El suministro constante de oxígeno y agua representa la variable fundamental para los sobrevivientes que no presentan lesiones físicas graves. La presencia de laceraciones complejas o la pérdida de sangre acelerada reduce la expectativa de vida a menos de 24 horas.

El especialista en cuidados intensivos de la Universidad de Duke, Richard Edward Moon, advierte que un adulto pierde un promedio de 1.2 litros de agua diarios mediante la orina, la sudoración y la exhalación. El cuerpo humano entra en un estado de gravedad extrema al acumular una pérdida de ocho litros de líquidos.

Las estimaciones médicas generales sugieren que un individuo sin hidratación logra resistir un periodo máximo de entre tres y siete días. Las personas con traumatismos severos en la columna vertebral, la cabeza o la caja torácica poseen escasas probabilidades de sobrevivir al día siguiente si no reciben atención inmediata en centros de traumatología. Las brigadas de auxilio deben prever también las complicaciones médicas posteriores a la extracción, como el denominado síndrome de aplastamiento. Esta condición médica ocurre cuando los músculos comprimidos por los escombros liberan toxinas dañinas de forma masiva por todo el organismo.

Las condiciones meteorológicas estivales del Caribe imponen un desafío térmico severo para las personas atrapadas en espacios confinados. El calor extremo acelera el proceso de deshidratación biológica y reduce de manera drástica el tiempo de supervivencia de las víctimas.

Por el contrario, un adulto promedio tolera temperaturas ambientales de hasta 21°C sin perder la capacidad de retener su propio calor corporal. Las temperaturas frías extremas exponen a los sobrevivientes a cuadros letales de hipotermia, dependiendo del nivel de aislamiento del refugio.

El bienestar mental y la capacidad de autocontrol constituyen factores psíquicos determinantes que los rescatistas evalúan en el terreno. El pánico acelera la frecuencia respiratoria y el gasto energético, lo que agota las reservas de oxígeno en las cavidades subterráneas.

“Necesitamos ser fuertes mentalmente para poder sobrevivir”, enfatizó Ongoren al recomendar el control estricto de los sentidos para racionar las fuerzas. Los especialistas aconsejan mitigar el miedo, disminuir los gritos innecesarios y focalizar el pensamiento exclusivamente en la resistencia.

Los registros históricos mundiales demuestran que la determinación humana logra superar los plazos promedio estipulados por la ciencia. Tras el terremoto de 1995 en Corea del Sur, las unidades de emergencia rescataron a un ciudadano que sobrevivió diez días bebiendo agua de lluvia y consumiendo cartón. El sobreviviente utilizó un juguete infantil para mantener sus facultades cognitivas activas durante el aislamiento. Estas crónicas otorgan sustento técnico a las operaciones que continúan activas en las zonas afectadas de Venezuela.

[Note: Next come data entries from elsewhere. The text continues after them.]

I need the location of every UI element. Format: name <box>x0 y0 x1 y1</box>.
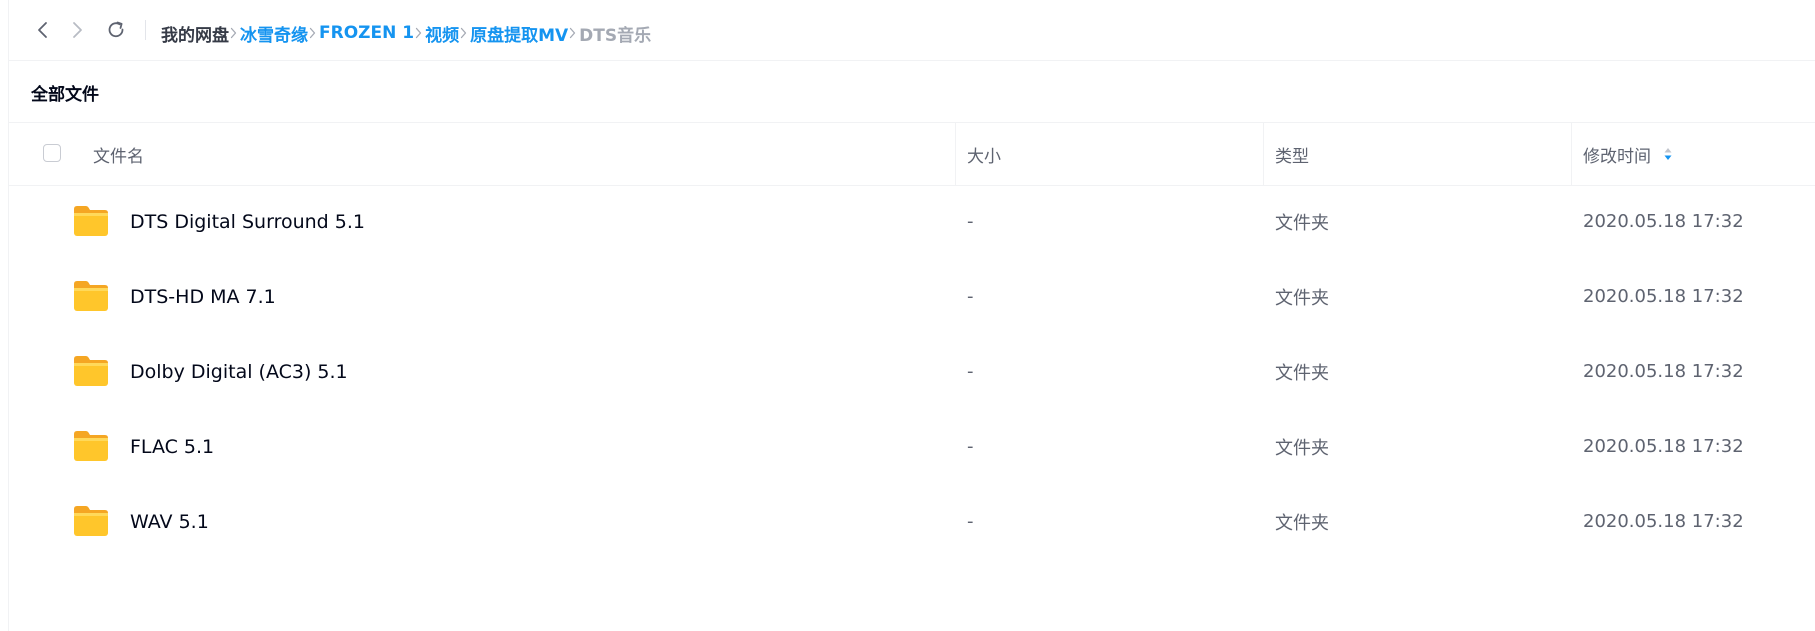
file-size: - <box>967 286 974 307</box>
file-size: - <box>967 361 974 382</box>
file-type: 文件夹 <box>1275 437 1329 459</box>
forward-button[interactable] <box>63 16 91 44</box>
file-name[interactable]: WAV 5.1 <box>130 484 209 559</box>
back-button[interactable] <box>29 16 57 44</box>
toolbar-divider <box>145 20 146 40</box>
table-header: 文件名 大小 类型 修改时间 <box>9 122 1815 186</box>
table-row[interactable]: DTS Digital Surround 5.1 - 文件夹 2020.05.1… <box>9 184 1815 259</box>
column-header-size[interactable]: 大小 <box>967 123 1001 185</box>
breadcrumb-item[interactable]: 原盘提取MV <box>470 21 568 46</box>
file-type: 文件夹 <box>1275 212 1329 234</box>
column-header-modified-label: 修改时间 <box>1583 146 1651 167</box>
file-size: - <box>967 211 974 232</box>
column-header-type[interactable]: 类型 <box>1275 123 1309 185</box>
file-name[interactable]: Dolby Digital (AC3) 5.1 <box>130 334 348 409</box>
folder-icon <box>74 281 108 311</box>
breadcrumb-chevron-icon <box>309 27 316 39</box>
table-row[interactable]: WAV 5.1 - 文件夹 2020.05.18 17:32 <box>9 484 1815 559</box>
file-name[interactable]: DTS Digital Surround 5.1 <box>130 184 365 259</box>
refresh-icon <box>108 21 124 38</box>
select-all-checkbox[interactable] <box>43 144 61 162</box>
refresh-button[interactable] <box>102 16 130 44</box>
file-type: 文件夹 <box>1275 287 1329 309</box>
page-title: 全部文件 <box>31 85 99 105</box>
table-row[interactable]: DTS-HD MA 7.1 - 文件夹 2020.05.18 17:32 <box>9 259 1815 334</box>
breadcrumb-chevron-icon <box>460 27 467 39</box>
breadcrumb-chevron-icon <box>415 27 422 39</box>
file-type: 文件夹 <box>1275 512 1329 534</box>
breadcrumb-item[interactable]: 视频 <box>425 21 459 46</box>
table-row[interactable]: FLAC 5.1 - 文件夹 2020.05.18 17:32 <box>9 409 1815 484</box>
file-modified: 2020.05.18 17:32 <box>1583 211 1744 232</box>
column-divider[interactable] <box>1571 123 1572 185</box>
column-divider[interactable] <box>955 123 956 185</box>
file-type: 文件夹 <box>1275 362 1329 384</box>
breadcrumb-item[interactable]: 冰雪奇缘 <box>240 21 308 46</box>
folder-icon <box>74 356 108 386</box>
toolbar: 我的网盘 冰雪奇缘 FROZEN 1 视频 原盘提取MV DTS音乐 <box>9 0 1815 61</box>
column-header-name[interactable]: 文件名 <box>93 123 144 185</box>
column-header-modified[interactable]: 修改时间 <box>1583 123 1673 185</box>
chevron-left-icon <box>38 22 47 38</box>
folder-icon <box>74 431 108 461</box>
table-row[interactable]: Dolby Digital (AC3) 5.1 - 文件夹 2020.05.18… <box>9 334 1815 409</box>
breadcrumb-chevron-icon <box>230 27 237 39</box>
folder-icon <box>74 506 108 536</box>
file-size: - <box>967 436 974 457</box>
file-modified: 2020.05.18 17:32 <box>1583 436 1744 457</box>
breadcrumb-item[interactable]: FROZEN 1 <box>319 23 414 43</box>
file-name[interactable]: DTS-HD MA 7.1 <box>130 259 276 334</box>
breadcrumb-chevron-icon <box>569 27 576 39</box>
file-modified: 2020.05.18 17:32 <box>1583 286 1744 307</box>
breadcrumb: 我的网盘 冰雪奇缘 FROZEN 1 视频 原盘提取MV DTS音乐 <box>161 0 651 66</box>
breadcrumb-root[interactable]: 我的网盘 <box>161 21 229 46</box>
chevron-right-icon <box>73 22 82 38</box>
file-size: - <box>967 511 974 532</box>
sort-arrows-icon[interactable] <box>1663 146 1673 162</box>
file-list: DTS Digital Surround 5.1 - 文件夹 2020.05.1… <box>9 184 1815 559</box>
column-divider[interactable] <box>1263 123 1264 185</box>
file-modified: 2020.05.18 17:32 <box>1583 361 1744 382</box>
file-browser: 我的网盘 冰雪奇缘 FROZEN 1 视频 原盘提取MV DTS音乐 全部文件 <box>8 0 1815 631</box>
folder-icon <box>74 206 108 236</box>
breadcrumb-current: DTS音乐 <box>579 25 652 46</box>
file-modified: 2020.05.18 17:32 <box>1583 511 1744 532</box>
file-name[interactable]: FLAC 5.1 <box>130 409 214 484</box>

En mayo del año 2013, los equipos de salvamento extrajeron a una mujer de las ruinas de una fábrica colapsada en Bangladesh tras 17 días de encierro. La ciudadana sobrevivió mediante el consumo de alimentos secos guardados y golpeó varillas metálicas para llamar la atención de los brigadistas. “Escuché las voces de los equipos de rescate durante varios días… Nadie me escuchó”, relató la víctima tras su evacuación. El caso evidencia la importancia de mantener las búsquedas minuciosas en estructuras industriales.

La catástrofe de Haití en enero de 2010, que provocó la muerte de más de 220,000 personas, también registró eventos extraordinarios de supervivencia. Un hombre resistió 12 días bajo los restos de una tienda comercial, mientras que otro ciudadano fue localizado con vida tras pasar 27 días sepultado. Los médicos militares asocian estos éxitos a la presencia accidental de suministros básicos dentro del perímetro del colapso. Los hallazgos impulsan la continuidad de los rastreos sonoros en edificaciones comerciales.

El antecedente de mayor permanencia bajo estructuras colapsadas ocurrió dos meses después del terremoto de octubre de 2005 en Cachemira, Pakistán.

Una mujer de 40 años, identificada como Naqsha Bibi, fue hallada con vida por sus familiares dentro del espacio de su cocina destruida. La sobreviviente presentaba una rigidez muscular severa y una debilidad extrema que le impedía emitir sonidos. “Al principio pensamos que estaba muerta, pero abrió los ojos cuando la sacábamos”, declaró su prima a la prensa.